Former Prime Minister Says Party Will Field 36 Candidates

Confident that a reputation for liberating the country from the Khmer Rouge will gain him votes, former Prime Minister Pen Sovann says his upstart party will field as many as 36 candidates in 18 provinces in next year’s general elections.

“People still support me be­cause they remember my past,” Pen Sovann said Monday at a cousin’s house in Phnom Penh. “I gathered the armed forces to topple the Khmer Rouge, and when I was in power there was no corruption. The military commanders still support me.”

Two high-ranking military officials said Wednesday they still respect Pen Sovann because he was an “old boss” of the Cambo­dian military at a time when it needed strong leaders.

“But we do not get to choose supporting Pen Sovann or [Prime Minister] Hun Sen,” one said.

Pen Sovann’s Cambodia Nat­ion­al Sustaining Party won only about 70,000 votes and no parliamentary seats in the 1998 election. His party, formed in 1997, soon closed its Phnom Penh office.

The party sat out the 2002 commune elections after Pen So­vann’s political allies in the CPP told him it wasn’t worth the while, he said. “The chiefs said there was no need to run because it‘s already arranged.”

But after a year spent in the US writing his biography and gathering support for his party, Pen Sovann plans to open a new Phnom Penh office and convene a party congress in about a month.

Pen Sovann was trained to fight in Vietnam and came to power in Cam­bodia in 1979 with assistance from Vietnamese armed forces. Authorities later threw him in prison.
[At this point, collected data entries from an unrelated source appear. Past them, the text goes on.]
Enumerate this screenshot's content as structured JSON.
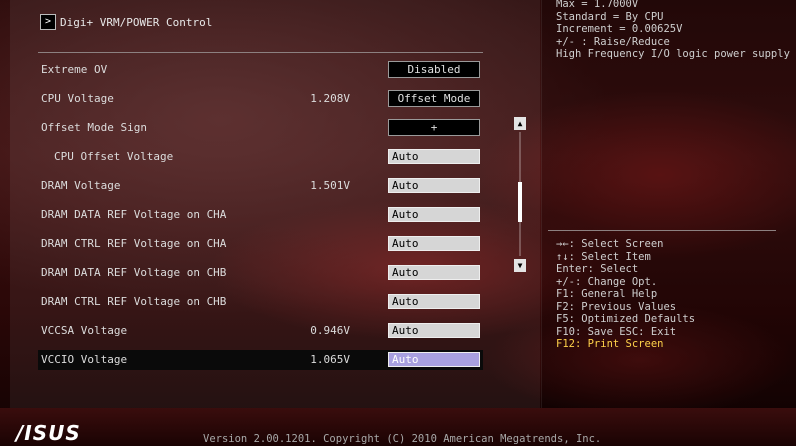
{
  "breadcrumb": {
    "arrow": ">",
    "label": "Digi+ VRM/POWER Control"
  },
  "settings": [
    {
      "label": "Extreme OV",
      "value": "",
      "control": "Disabled",
      "type": "button"
    },
    {
      "label": "CPU Voltage",
      "value": "1.208V",
      "control": "Offset Mode",
      "type": "button"
    },
    {
      "label": "Offset Mode Sign",
      "value": "",
      "control": "+",
      "type": "button"
    },
    {
      "label": "CPU Offset Voltage",
      "value": "",
      "control": "Auto",
      "type": "field"
    },
    {
      "label": "DRAM Voltage",
      "value": "1.501V",
      "control": "Auto",
      "type": "field"
    },
    {
      "label": "DRAM DATA REF Voltage on CHA",
      "value": "",
      "control": "Auto",
      "type": "field"
    },
    {
      "label": "DRAM CTRL REF Voltage on CHA",
      "value": "",
      "control": "Auto",
      "type": "field"
    },
    {
      "label": "DRAM DATA REF Voltage on CHB",
      "value": "",
      "control": "Auto",
      "type": "field"
    },
    {
      "label": "DRAM CTRL REF Voltage on CHB",
      "value": "",
      "control": "Auto",
      "type": "field"
    },
    {
      "label": "VCCSA Voltage",
      "value": "0.946V",
      "control": "Auto",
      "type": "field"
    },
    {
      "label": "VCCIO Voltage",
      "value": "1.065V",
      "control": "Auto",
      "type": "field",
      "selected": true
    }
  ],
  "scrollbar": {
    "up_glyph": "▲",
    "down_glyph": "▼"
  },
  "help_text": [
    "Max = 1.7000V",
    "Standard = By CPU",
    "Increment = 0.00625V",
    "+/- : Raise/Reduce",
    "High Frequency I/O logic power supply"
  ],
  "key_help": [
    "→←: Select Screen",
    "↑↓: Select Item",
    "Enter: Select",
    "+/-: Change Opt.",
    "F1: General Help",
    "F2: Previous Values",
    "F5: Optimized Defaults",
    "F10: Save  ESC: Exit",
    "F12: Print Screen"
  ],
  "footer": {
    "logo": "/ISUS",
    "version": "Version 2.00.1201. Copyright (C) 2010 American Megatrends, Inc."
  }
}
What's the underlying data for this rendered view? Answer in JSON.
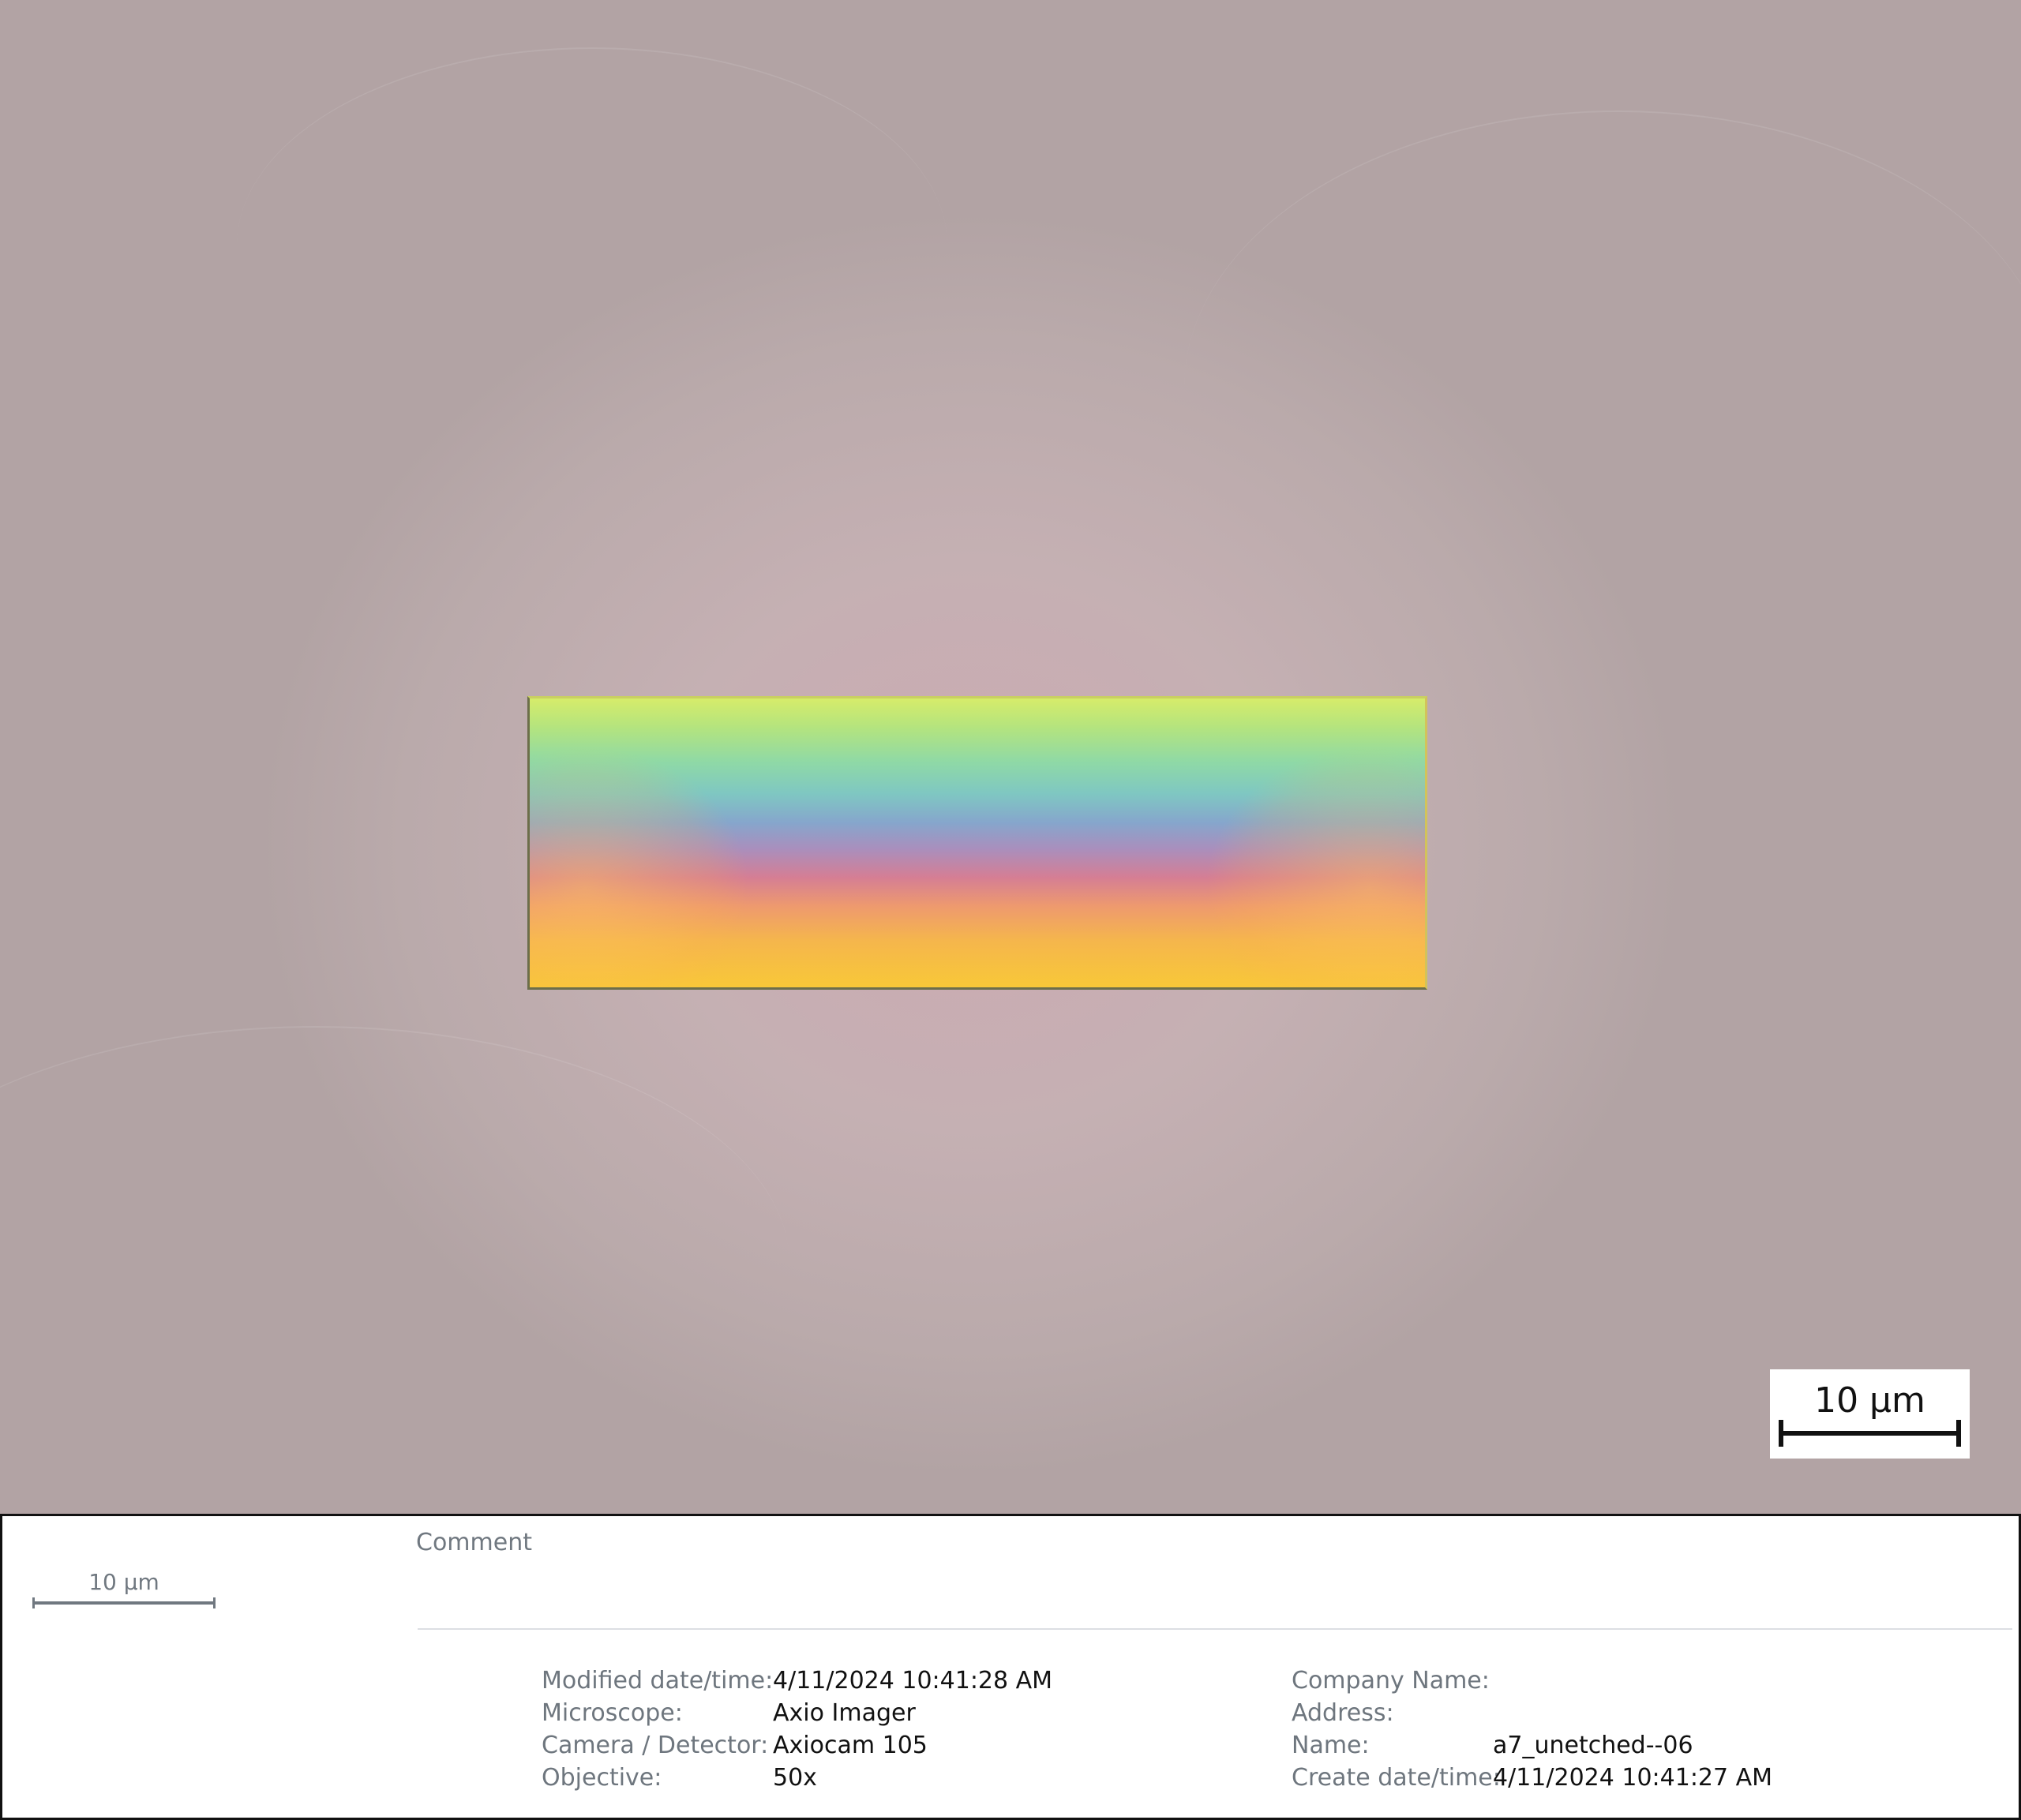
{
  "image": {
    "scale_bar_label": "10 µm",
    "colors": {
      "background": "#c5b0b3",
      "flake_top": "#d6ec6a",
      "flake_middle": "#86a6cc",
      "flake_bottom": "#f8c838"
    }
  },
  "panel": {
    "scale_label": "10 µm",
    "comment_label": "Comment",
    "left_meta": [
      {
        "key": "Modified date/time:",
        "value": "4/11/2024 10:41:28 AM"
      },
      {
        "key": "Microscope:",
        "value": "Axio Imager"
      },
      {
        "key": "Camera / Detector:",
        "value": "Axiocam 105"
      },
      {
        "key": "Objective:",
        "value": "50x"
      }
    ],
    "right_meta": [
      {
        "key": "Company Name:",
        "value": ""
      },
      {
        "key": "Address:",
        "value": ""
      },
      {
        "key": "Name:",
        "value": "a7_unetched--06"
      },
      {
        "key": "Create date/time:",
        "value": "4/11/2024 10:41:27 AM"
      }
    ]
  }
}
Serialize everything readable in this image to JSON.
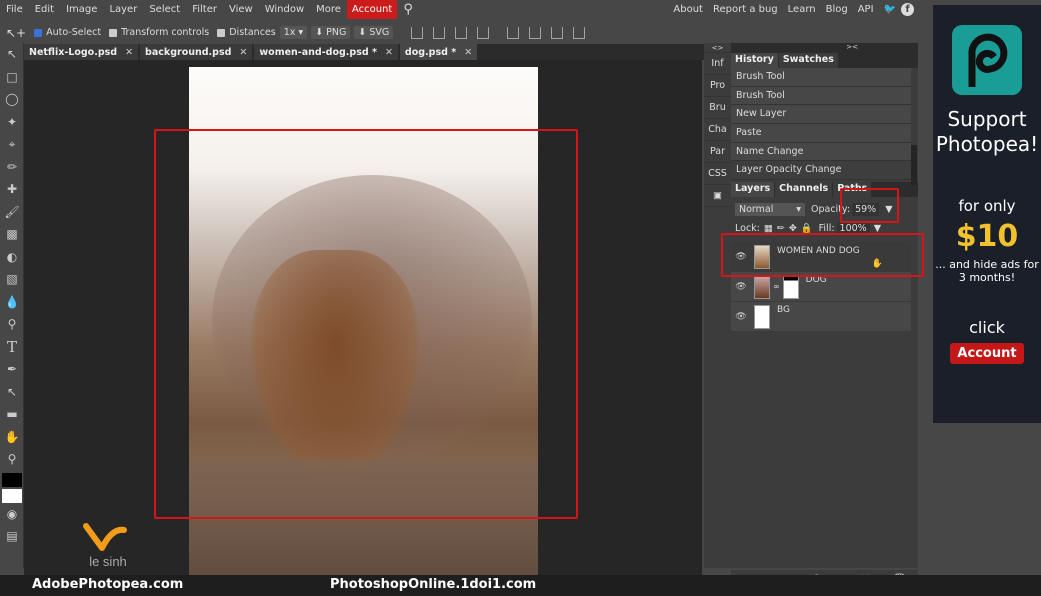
{
  "menu": {
    "items": [
      "File",
      "Edit",
      "Image",
      "Layer",
      "Select",
      "Filter",
      "View",
      "Window",
      "More"
    ],
    "account": "Account",
    "right_links": [
      "About",
      "Report a bug",
      "Learn",
      "Blog",
      "API"
    ]
  },
  "toolbar": {
    "auto_select": "Auto-Select",
    "auto_select_checked": true,
    "transform_controls": "Transform controls",
    "transform_checked": false,
    "distances": "Distances",
    "distances_checked": false,
    "zoom_select": "1x",
    "png_label": "PNG",
    "svg_label": "SVG"
  },
  "tabs": [
    {
      "label": "Netflix-Logo.psd"
    },
    {
      "label": "background.psd"
    },
    {
      "label": "women-and-dog.psd *"
    },
    {
      "label": "dog.psd *",
      "active": true
    }
  ],
  "side_strip": [
    "Inf",
    "Pro",
    "Bru",
    "Cha",
    "Par",
    "CSS"
  ],
  "history": {
    "tabs": [
      "History",
      "Swatches"
    ],
    "items": [
      "Brush Tool",
      "Brush Tool",
      "New Layer",
      "Paste",
      "Name Change",
      "Layer Opacity Change"
    ]
  },
  "layers": {
    "tabs": [
      "Layers",
      "Channels",
      "Paths"
    ],
    "blend_mode": "Normal",
    "opacity_label": "Opacity:",
    "opacity_value": "59%",
    "lock_label": "Lock:",
    "fill_label": "Fill:",
    "fill_value": "100%",
    "items": [
      {
        "name": "WOMEN AND DOG",
        "selected": true
      },
      {
        "name": "DOG"
      },
      {
        "name": "BG"
      }
    ]
  },
  "ad": {
    "headline": "Support Photopea!",
    "for_only": "for only",
    "price": "$10",
    "sub": "... and hide ads for 3 months!",
    "click": "click",
    "button": "Account"
  },
  "watermark": {
    "left": "AdobePhotopea.com",
    "right": "PhotoshopOnline.1doi1.com",
    "logo_text": "le sinh"
  },
  "colors": {
    "accent_red": "#cc1b1b",
    "highlight": "#d6141a",
    "ad_price": "#f2c12e"
  }
}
The 66-year-old blames Hun Sen, who at the time of his imprisonment was foreign minister for the then-People’s Republic of Kam­puchea government, for his imprisonment. He says the current government re­mains essentially Com­mu­nist and continues to appease the Vietnamese.

“[The CPP]’s internal system is Com­munist, but when they speak to the outside world it’s about democracy.”

Pen Sovann’s book, “Pen So­vann and the Fundamental Rea­son of Cambodia’s History,“ is available in Khmer language in the US, France, Australia and Ca­n­ada. An English-language version will be available in the West in December, he said. The book is available by order in Cambodia but will likely never make it to the local markets, he said.

The book includes Pen So­vann‘s experiences with Khmer Rouge leader Ta Mok. He was a sec­retary and bodyguard for Ta Mok in the 1950s and fought with Pol Pot and Ieng Sary to overthrow the Lon Nol government before fleeing to Vietnam in 1974.

“He was intelligent and didn’t speak much,“ Pen Sovann re­called about Pol Pot on Monday. “On the outside he seemed very gentle, but inside his heart he just wanted to investigate and follow people to see if they were enemies. He was an unfaithful man.”